Kamensky (Regisseur und Projektleiter) ist interessiert an professionellen Gesprächen.

Schwierig zu beantworten, wer ist in dem Gespräch [beruflich] professionell und wer nicht? Wer behauptet sich professioneller? Er fragt, wann sie arbeitet und ob er sie noch mal anrufen kann. Sie ist beleidigt und sagt, das sei keine Arbeit. Er denkt, das ist eine professionelle Inszenierung. Anstrengend, weil keiner weiß, wer ‚wer‘ ist und was ‚echt‘ ist. Sie glaubt ihm seinen ‚wahren‘ Namen nicht. „Eine Rechnung, die nicht aufgeht“, sagt Kamensky. Aber zumindest der Anbieter der Hotline verdient daran.

Die „uninteressantesten Passagen“ in den Erzählungen sind am beeindruckendsten, gerade weil sie sich so gleichen. Es sind Variationen einer bestimmten Auffassung von Realität.

Mehr sagen [länger reden], heißt: Jede Minute bringt 1,30 Euro für den Betreiber. Für das Projekt sind die Erzählstellen am aufschlussreichsten, dort wo die Sprecherinnen sich erzählerisch aufhielten.

Orte (Freilichtbühnen) wurden gesucht und gefilmt.

Sehr langsame seitliche Kamerafahrten entstanden: ungefähr 1,50 Meter über eine Minute verteilt. Dafür wurde eine eigene „Kamerabühne“ gebaut, die diese langsame Kamerafahrt möglich gemacht hat. So stellt sich eine Perspektivverschiebung her und nicht einfach nur eine Fahrt von A nach B. Wer das nachvollziehen möchte, muss einmal sein Gewicht von einem Bein auf das andere verlagern und einäugig aus dem Fenster schauen.

So wird ein „eigenartiger/ seltsamer/ irritierender Eindruck erzeugt“. Der Effekt ist: Man will dem Film nicht recht trauen.

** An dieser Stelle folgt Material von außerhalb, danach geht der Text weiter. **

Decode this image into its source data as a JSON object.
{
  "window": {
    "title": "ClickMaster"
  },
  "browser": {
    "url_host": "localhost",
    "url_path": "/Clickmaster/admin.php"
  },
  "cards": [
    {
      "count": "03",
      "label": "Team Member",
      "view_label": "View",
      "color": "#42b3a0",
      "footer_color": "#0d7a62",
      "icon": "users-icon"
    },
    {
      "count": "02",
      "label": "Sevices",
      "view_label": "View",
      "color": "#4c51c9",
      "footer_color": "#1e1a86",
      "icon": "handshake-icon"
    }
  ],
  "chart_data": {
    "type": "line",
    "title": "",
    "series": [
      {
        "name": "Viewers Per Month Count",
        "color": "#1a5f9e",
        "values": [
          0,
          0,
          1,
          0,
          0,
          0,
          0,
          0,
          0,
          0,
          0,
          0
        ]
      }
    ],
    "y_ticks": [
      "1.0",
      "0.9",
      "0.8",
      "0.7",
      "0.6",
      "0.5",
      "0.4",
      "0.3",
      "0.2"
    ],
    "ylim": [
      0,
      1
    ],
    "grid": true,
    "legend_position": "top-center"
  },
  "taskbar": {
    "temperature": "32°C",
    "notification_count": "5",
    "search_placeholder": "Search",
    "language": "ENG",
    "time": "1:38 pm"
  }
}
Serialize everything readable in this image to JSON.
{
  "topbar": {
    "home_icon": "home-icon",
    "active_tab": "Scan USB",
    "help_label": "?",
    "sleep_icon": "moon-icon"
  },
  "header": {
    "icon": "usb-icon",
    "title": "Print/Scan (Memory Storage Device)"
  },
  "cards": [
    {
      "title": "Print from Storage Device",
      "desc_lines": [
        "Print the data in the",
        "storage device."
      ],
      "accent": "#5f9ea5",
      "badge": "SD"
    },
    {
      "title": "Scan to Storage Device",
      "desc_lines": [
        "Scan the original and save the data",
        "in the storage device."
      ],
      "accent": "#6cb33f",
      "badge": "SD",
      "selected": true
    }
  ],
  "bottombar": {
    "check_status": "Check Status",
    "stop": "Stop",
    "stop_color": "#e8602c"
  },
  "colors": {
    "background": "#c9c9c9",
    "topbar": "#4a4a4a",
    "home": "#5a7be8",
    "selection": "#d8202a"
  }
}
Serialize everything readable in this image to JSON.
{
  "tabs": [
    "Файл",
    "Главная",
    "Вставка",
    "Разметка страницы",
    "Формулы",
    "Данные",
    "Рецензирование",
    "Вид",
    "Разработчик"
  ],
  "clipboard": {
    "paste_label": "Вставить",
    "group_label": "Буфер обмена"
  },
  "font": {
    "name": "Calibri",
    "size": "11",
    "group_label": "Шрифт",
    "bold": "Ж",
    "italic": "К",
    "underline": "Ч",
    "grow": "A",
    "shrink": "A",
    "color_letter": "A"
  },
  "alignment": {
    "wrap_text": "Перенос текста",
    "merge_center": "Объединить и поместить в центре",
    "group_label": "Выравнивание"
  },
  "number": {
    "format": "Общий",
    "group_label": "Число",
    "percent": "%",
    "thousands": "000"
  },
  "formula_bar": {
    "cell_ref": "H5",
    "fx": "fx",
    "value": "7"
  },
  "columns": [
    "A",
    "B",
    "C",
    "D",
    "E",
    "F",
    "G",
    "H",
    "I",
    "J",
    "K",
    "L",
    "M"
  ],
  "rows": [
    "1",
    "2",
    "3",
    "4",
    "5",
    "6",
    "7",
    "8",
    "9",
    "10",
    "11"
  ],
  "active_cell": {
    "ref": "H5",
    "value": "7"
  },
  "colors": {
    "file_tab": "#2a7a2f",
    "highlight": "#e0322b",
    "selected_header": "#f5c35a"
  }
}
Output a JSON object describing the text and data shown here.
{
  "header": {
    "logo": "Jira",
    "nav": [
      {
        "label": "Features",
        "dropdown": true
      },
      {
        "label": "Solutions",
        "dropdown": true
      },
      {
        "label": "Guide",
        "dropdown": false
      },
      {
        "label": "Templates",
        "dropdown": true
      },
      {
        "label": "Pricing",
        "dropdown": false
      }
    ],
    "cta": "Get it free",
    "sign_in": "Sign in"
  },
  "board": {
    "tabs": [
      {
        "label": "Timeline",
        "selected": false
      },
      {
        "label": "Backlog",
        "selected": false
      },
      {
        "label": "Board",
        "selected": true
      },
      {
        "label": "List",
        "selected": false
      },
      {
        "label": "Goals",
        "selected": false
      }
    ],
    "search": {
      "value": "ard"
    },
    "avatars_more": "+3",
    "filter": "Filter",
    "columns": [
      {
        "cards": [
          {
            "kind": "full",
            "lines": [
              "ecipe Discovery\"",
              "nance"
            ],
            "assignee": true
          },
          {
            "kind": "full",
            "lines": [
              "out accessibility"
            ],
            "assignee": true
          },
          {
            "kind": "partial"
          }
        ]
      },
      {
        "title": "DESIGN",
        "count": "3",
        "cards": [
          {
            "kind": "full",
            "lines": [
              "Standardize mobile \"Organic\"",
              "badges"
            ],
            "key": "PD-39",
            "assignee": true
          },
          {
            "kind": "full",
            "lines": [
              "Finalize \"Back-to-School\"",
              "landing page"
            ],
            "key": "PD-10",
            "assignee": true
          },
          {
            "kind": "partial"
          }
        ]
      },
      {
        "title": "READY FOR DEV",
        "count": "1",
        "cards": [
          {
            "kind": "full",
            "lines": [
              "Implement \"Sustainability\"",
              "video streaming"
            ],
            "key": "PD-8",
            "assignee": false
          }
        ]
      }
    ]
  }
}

Kamensky will eine gesteigerte Aufmerksamkeit erzeugen über die Reduktion. Die einzelnen Elemente einfach und übersichtlich halten. Dazu wählt er eine weiche Gradation: tendenziell eher 2-dimensional ohne starke Kontraste. Das erinnert eher an Malerei und entspricht nicht dem Trend des aktuellen Filmmaterials. Das Kopierwerk kennt nur noch „kontrastreich oder sehr kontrastreich“. Das ist nicht dem Ort und seiner Atmosphäre geschuldet, denn im Grunde könnte das an jedem Ort geschehen: Es geht nur um Vorstellung und nicht um Fakten. Um Schnittmengen von Vorstellungen:

Freilichtbühne

Vogelgezwitscher

Erzählung

Die Gespräche wurden auf das Material montiert. Das Sounddesign ist „surreal“ und „prominent die Vogeltöne“. Beim Drehen gab es keinerlei Tonaufnahmen, es wurde sich ausschließlich aus Ton- Archiven bedient. So ergibt sich aus der Schnittmenge auch eine Diskrepanz: Das Bild ist un- dörflich. Kamensky lässt Ungenauigkeiten zu, damit es unmöglich wird, das Hörende und Sehende deckungsgleich zusammen zu bringen.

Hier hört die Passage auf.